La vision hamiltonienne à l’épreuve des politiques de Trump : Une quête d’autonomie moderne.

Article aussi publié sur France Soir :

https://www.francesoir.fr/opinions-tribunes/la-vision-hamiltonienne-l-epreuve-des-politiques-de-trump-une-quete-d-autonomie

En 1791, Alexander Hamilton, premier secrétaire du Trésor américain, publie son Report on Manufactures, un plaidoyer audacieux pour transformer une Amérique rurale en puissance industrielle.

« La richesse et la sécurité d’un pays dépendent de ses manufactures », écrit-il (Library of Congress).

Contre Thomas Jefferson, chantre d’une société agraire, Hamilton prône des tarifs douaniers, des subventions et des usines pour briser la dépendance britannique.

Ce texte, bien que freiné à l’époque, inspire le « Système américain » de Henry Clay, des canaux d’Érié aux textiles de Lowell, faisant des États-Unis une puissance mondiale au XXe siècle.

Deux siècles plus tard, les échos d’Hamilton résonnent dans les politiques protectionnistes de Donald Trump, président de 2017 à 2021 et depuis janvier 2025.

Ses tarifs de 2018 sur l’acier (25 %) et l’aluminium (10 %), ou ceux annoncés pour avril 2025 – 10 % sur toutes les importations, jusqu’à 34 % sur la Chine – rappellent l’appel d’Hamilton à l’autosuffisance.
Mais dans un monde globalisé, cette stratégie est-elle pertinente ?

Cet essai explore les parallèles entre Hamilton et Trump, leurs succès, et les défis d’une souveraineté économique au XXIe siècle.

Hamilton : une vision pour l’indépendance.
À l’aube de l’indépendance américaine, les États-Unis exportaient coton et tabac, mais importaient des biens manufacturés de Grande-Bretagne.
Cette dépendance menaçait leur souveraineté, surtout en temps de guerre.
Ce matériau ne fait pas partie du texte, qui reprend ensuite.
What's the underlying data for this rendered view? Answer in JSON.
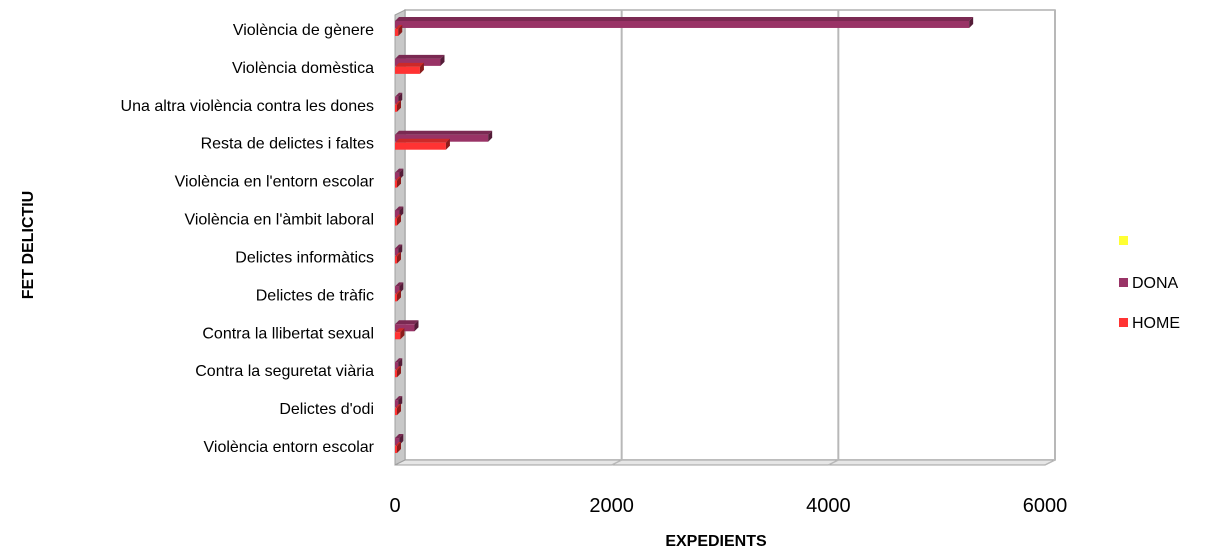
{
  "chart_data": {
    "type": "bar",
    "orientation": "horizontal",
    "three_d": true,
    "xlabel": "EXPEDIENTS",
    "ylabel": "FET DELICTIU",
    "xlim": [
      0,
      6000
    ],
    "xticks": [
      0,
      2000,
      4000,
      6000
    ],
    "grid": true,
    "legend_position": "right",
    "categories": [
      "Violència de gènere",
      "Violència domèstica",
      "Una altra violència contra les dones",
      "Resta de delictes i faltes",
      "Violència en l'entorn escolar",
      "Violència en l'àmbit laboral",
      "Delictes informàtics",
      "Delictes de tràfic",
      "Contra la llibertat sexual",
      "Contra la seguretat viària",
      "Delictes d'odi",
      "Violència entorn escolar"
    ],
    "series": [
      {
        "name": "",
        "color": "#FFFF33",
        "values": [
          0,
          0,
          0,
          0,
          0,
          0,
          0,
          0,
          0,
          0,
          0,
          0
        ]
      },
      {
        "name": "DONA",
        "color": "#993366",
        "values": [
          5300,
          420,
          30,
          860,
          40,
          40,
          30,
          40,
          180,
          30,
          30,
          40
        ]
      },
      {
        "name": "HOME",
        "color": "#FF3333",
        "values": [
          30,
          230,
          10,
          470,
          10,
          10,
          10,
          10,
          50,
          10,
          10,
          10
        ]
      }
    ]
  }
}
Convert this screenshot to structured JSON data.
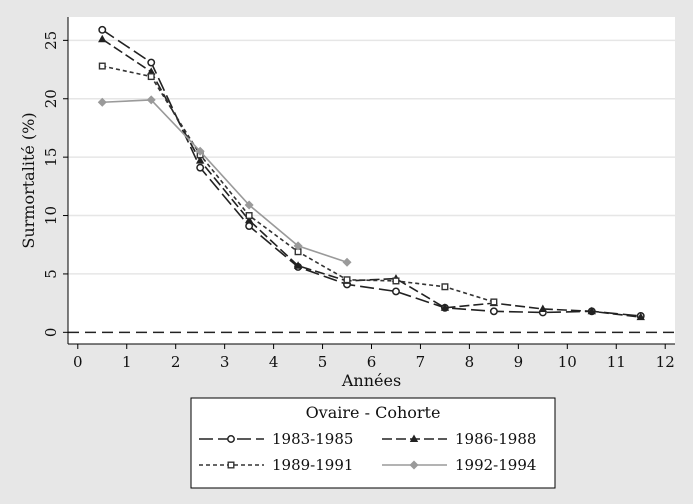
{
  "chart_data": {
    "type": "line",
    "title": "",
    "xlabel": "Années",
    "ylabel": "Surmortalité (%)",
    "xlim": [
      -0.2,
      12.2
    ],
    "ylim": [
      -1.0,
      27.0
    ],
    "xticks": [
      "0",
      "1",
      "2",
      "3",
      "4",
      "5",
      "6",
      "7",
      "8",
      "9",
      "10",
      "11",
      "12"
    ],
    "yticks": [
      "0",
      "5",
      "10",
      "15",
      "20",
      "25"
    ],
    "grid": "horizontal",
    "reference_line": {
      "y": 0,
      "style": "dashed"
    },
    "legend": {
      "title": "Ovaire - Cohorte",
      "placement": "bottom"
    },
    "series": [
      {
        "name": "1983-1985",
        "marker": "circle-open",
        "line": "long-dash",
        "color": "#222222",
        "x": [
          0.5,
          1.5,
          2.5,
          3.5,
          4.5,
          5.5,
          6.5,
          7.5,
          8.5,
          9.5,
          10.5,
          11.5
        ],
        "y": [
          25.9,
          23.1,
          14.1,
          9.1,
          5.6,
          4.1,
          3.5,
          2.1,
          1.8,
          1.7,
          1.8,
          1.4
        ]
      },
      {
        "name": "1986-1988",
        "marker": "triangle-filled",
        "line": "dash",
        "color": "#222222",
        "x": [
          0.5,
          1.5,
          2.5,
          3.5,
          4.5,
          5.5,
          6.5,
          7.5,
          8.5,
          9.5,
          10.5,
          11.5
        ],
        "y": [
          25.1,
          22.3,
          14.7,
          9.6,
          5.7,
          4.4,
          4.6,
          2.1,
          2.5,
          2.0,
          1.8,
          1.3
        ]
      },
      {
        "name": "1989-1991",
        "marker": "square-open",
        "line": "short-dash",
        "color": "#333333",
        "x": [
          0.5,
          1.5,
          2.5,
          3.5,
          4.5,
          5.5,
          6.5,
          7.5,
          8.5
        ],
        "y": [
          22.8,
          21.9,
          15.2,
          10.0,
          6.9,
          4.5,
          4.4,
          3.9,
          2.6
        ]
      },
      {
        "name": "1992-1994",
        "marker": "diamond-filled",
        "line": "solid",
        "color": "#9a9a9a",
        "x": [
          0.5,
          1.5,
          2.5,
          3.5,
          4.5,
          5.5
        ],
        "y": [
          19.7,
          19.9,
          15.5,
          10.9,
          7.4,
          6.0
        ]
      }
    ]
  }
}
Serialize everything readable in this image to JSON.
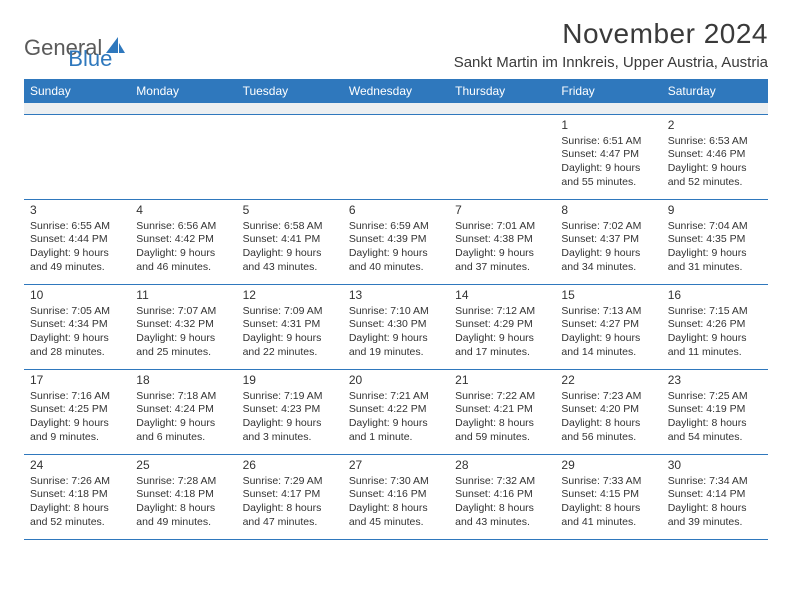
{
  "logo": {
    "general": "General",
    "blue": "Blue"
  },
  "header": {
    "month_title": "November 2024",
    "location": "Sankt Martin im Innkreis, Upper Austria, Austria"
  },
  "weekdays": [
    "Sunday",
    "Monday",
    "Tuesday",
    "Wednesday",
    "Thursday",
    "Friday",
    "Saturday"
  ],
  "colors": {
    "header_bg": "#2f78bd",
    "header_text": "#ffffff",
    "border": "#2f78bd",
    "body_text": "#333333",
    "spacer_bg": "#eceff1",
    "logo_gray": "#5a5a5a",
    "logo_blue": "#2f78bd",
    "background": "#ffffff"
  },
  "typography": {
    "month_title_fontsize": 28,
    "location_fontsize": 15,
    "weekday_fontsize": 12,
    "daynum_fontsize": 12,
    "detail_fontsize": 10.5
  },
  "weeks": [
    [
      null,
      null,
      null,
      null,
      null,
      {
        "n": "1",
        "sunrise": "Sunrise: 6:51 AM",
        "sunset": "Sunset: 4:47 PM",
        "daylight1": "Daylight: 9 hours",
        "daylight2": "and 55 minutes."
      },
      {
        "n": "2",
        "sunrise": "Sunrise: 6:53 AM",
        "sunset": "Sunset: 4:46 PM",
        "daylight1": "Daylight: 9 hours",
        "daylight2": "and 52 minutes."
      }
    ],
    [
      {
        "n": "3",
        "sunrise": "Sunrise: 6:55 AM",
        "sunset": "Sunset: 4:44 PM",
        "daylight1": "Daylight: 9 hours",
        "daylight2": "and 49 minutes."
      },
      {
        "n": "4",
        "sunrise": "Sunrise: 6:56 AM",
        "sunset": "Sunset: 4:42 PM",
        "daylight1": "Daylight: 9 hours",
        "daylight2": "and 46 minutes."
      },
      {
        "n": "5",
        "sunrise": "Sunrise: 6:58 AM",
        "sunset": "Sunset: 4:41 PM",
        "daylight1": "Daylight: 9 hours",
        "daylight2": "and 43 minutes."
      },
      {
        "n": "6",
        "sunrise": "Sunrise: 6:59 AM",
        "sunset": "Sunset: 4:39 PM",
        "daylight1": "Daylight: 9 hours",
        "daylight2": "and 40 minutes."
      },
      {
        "n": "7",
        "sunrise": "Sunrise: 7:01 AM",
        "sunset": "Sunset: 4:38 PM",
        "daylight1": "Daylight: 9 hours",
        "daylight2": "and 37 minutes."
      },
      {
        "n": "8",
        "sunrise": "Sunrise: 7:02 AM",
        "sunset": "Sunset: 4:37 PM",
        "daylight1": "Daylight: 9 hours",
        "daylight2": "and 34 minutes."
      },
      {
        "n": "9",
        "sunrise": "Sunrise: 7:04 AM",
        "sunset": "Sunset: 4:35 PM",
        "daylight1": "Daylight: 9 hours",
        "daylight2": "and 31 minutes."
      }
    ],
    [
      {
        "n": "10",
        "sunrise": "Sunrise: 7:05 AM",
        "sunset": "Sunset: 4:34 PM",
        "daylight1": "Daylight: 9 hours",
        "daylight2": "and 28 minutes."
      },
      {
        "n": "11",
        "sunrise": "Sunrise: 7:07 AM",
        "sunset": "Sunset: 4:32 PM",
        "daylight1": "Daylight: 9 hours",
        "daylight2": "and 25 minutes."
      },
      {
        "n": "12",
        "sunrise": "Sunrise: 7:09 AM",
        "sunset": "Sunset: 4:31 PM",
        "daylight1": "Daylight: 9 hours",
        "daylight2": "and 22 minutes."
      },
      {
        "n": "13",
        "sunrise": "Sunrise: 7:10 AM",
        "sunset": "Sunset: 4:30 PM",
        "daylight1": "Daylight: 9 hours",
        "daylight2": "and 19 minutes."
      },
      {
        "n": "14",
        "sunrise": "Sunrise: 7:12 AM",
        "sunset": "Sunset: 4:29 PM",
        "daylight1": "Daylight: 9 hours",
        "daylight2": "and 17 minutes."
      },
      {
        "n": "15",
        "sunrise": "Sunrise: 7:13 AM",
        "sunset": "Sunset: 4:27 PM",
        "daylight1": "Daylight: 9 hours",
        "daylight2": "and 14 minutes."
      },
      {
        "n": "16",
        "sunrise": "Sunrise: 7:15 AM",
        "sunset": "Sunset: 4:26 PM",
        "daylight1": "Daylight: 9 hours",
        "daylight2": "and 11 minutes."
      }
    ],
    [
      {
        "n": "17",
        "sunrise": "Sunrise: 7:16 AM",
        "sunset": "Sunset: 4:25 PM",
        "daylight1": "Daylight: 9 hours",
        "daylight2": "and 9 minutes."
      },
      {
        "n": "18",
        "sunrise": "Sunrise: 7:18 AM",
        "sunset": "Sunset: 4:24 PM",
        "daylight1": "Daylight: 9 hours",
        "daylight2": "and 6 minutes."
      },
      {
        "n": "19",
        "sunrise": "Sunrise: 7:19 AM",
        "sunset": "Sunset: 4:23 PM",
        "daylight1": "Daylight: 9 hours",
        "daylight2": "and 3 minutes."
      },
      {
        "n": "20",
        "sunrise": "Sunrise: 7:21 AM",
        "sunset": "Sunset: 4:22 PM",
        "daylight1": "Daylight: 9 hours",
        "daylight2": "and 1 minute."
      },
      {
        "n": "21",
        "sunrise": "Sunrise: 7:22 AM",
        "sunset": "Sunset: 4:21 PM",
        "daylight1": "Daylight: 8 hours",
        "daylight2": "and 59 minutes."
      },
      {
        "n": "22",
        "sunrise": "Sunrise: 7:23 AM",
        "sunset": "Sunset: 4:20 PM",
        "daylight1": "Daylight: 8 hours",
        "daylight2": "and 56 minutes."
      },
      {
        "n": "23",
        "sunrise": "Sunrise: 7:25 AM",
        "sunset": "Sunset: 4:19 PM",
        "daylight1": "Daylight: 8 hours",
        "daylight2": "and 54 minutes."
      }
    ],
    [
      {
        "n": "24",
        "sunrise": "Sunrise: 7:26 AM",
        "sunset": "Sunset: 4:18 PM",
        "daylight1": "Daylight: 8 hours",
        "daylight2": "and 52 minutes."
      },
      {
        "n": "25",
        "sunrise": "Sunrise: 7:28 AM",
        "sunset": "Sunset: 4:18 PM",
        "daylight1": "Daylight: 8 hours",
        "daylight2": "and 49 minutes."
      },
      {
        "n": "26",
        "sunrise": "Sunrise: 7:29 AM",
        "sunset": "Sunset: 4:17 PM",
        "daylight1": "Daylight: 8 hours",
        "daylight2": "and 47 minutes."
      },
      {
        "n": "27",
        "sunrise": "Sunrise: 7:30 AM",
        "sunset": "Sunset: 4:16 PM",
        "daylight1": "Daylight: 8 hours",
        "daylight2": "and 45 minutes."
      },
      {
        "n": "28",
        "sunrise": "Sunrise: 7:32 AM",
        "sunset": "Sunset: 4:16 PM",
        "daylight1": "Daylight: 8 hours",
        "daylight2": "and 43 minutes."
      },
      {
        "n": "29",
        "sunrise": "Sunrise: 7:33 AM",
        "sunset": "Sunset: 4:15 PM",
        "daylight1": "Daylight: 8 hours",
        "daylight2": "and 41 minutes."
      },
      {
        "n": "30",
        "sunrise": "Sunrise: 7:34 AM",
        "sunset": "Sunset: 4:14 PM",
        "daylight1": "Daylight: 8 hours",
        "daylight2": "and 39 minutes."
      }
    ]
  ]
}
Hamilton, dans son Report on Manufactures, propose une industrialisation rapide.

Il défend des tarifs pour protéger les jeunes industries, des subventions pour encourager l’innovation, et des infrastructures (routes, canaux) pour doper le commerce. Sa « Society for Establishing Useful Manufactures » (SEUM) vise à coordonner ces efforts, ciblant des secteurs stratégiques : métallurgie, textiles, papier.

Pour Hamilton, l’industrie crée des emplois, stimule l’innovation et sécurise la nation, produisant armes et vêtements en cas de crise.
Face à Jefferson, qui craint inégalités et urbanisation, Hamilton insiste : manufactures et agriculture se renforcent mutuellement, un marché intérieur robuste garantissant la prospérité.

Trump : un héritier d’Hamilton ?
Comme Hamilton, Trump veut réduire la dépendance aux importations, protéger les industries et renforcer la sécurité nationale.

En 2018, ses tarifs sur l’acier et l’aluminium relancent la sidérurgie américaine (+8 % de production entre 2017 et 2019, US Geological Survey).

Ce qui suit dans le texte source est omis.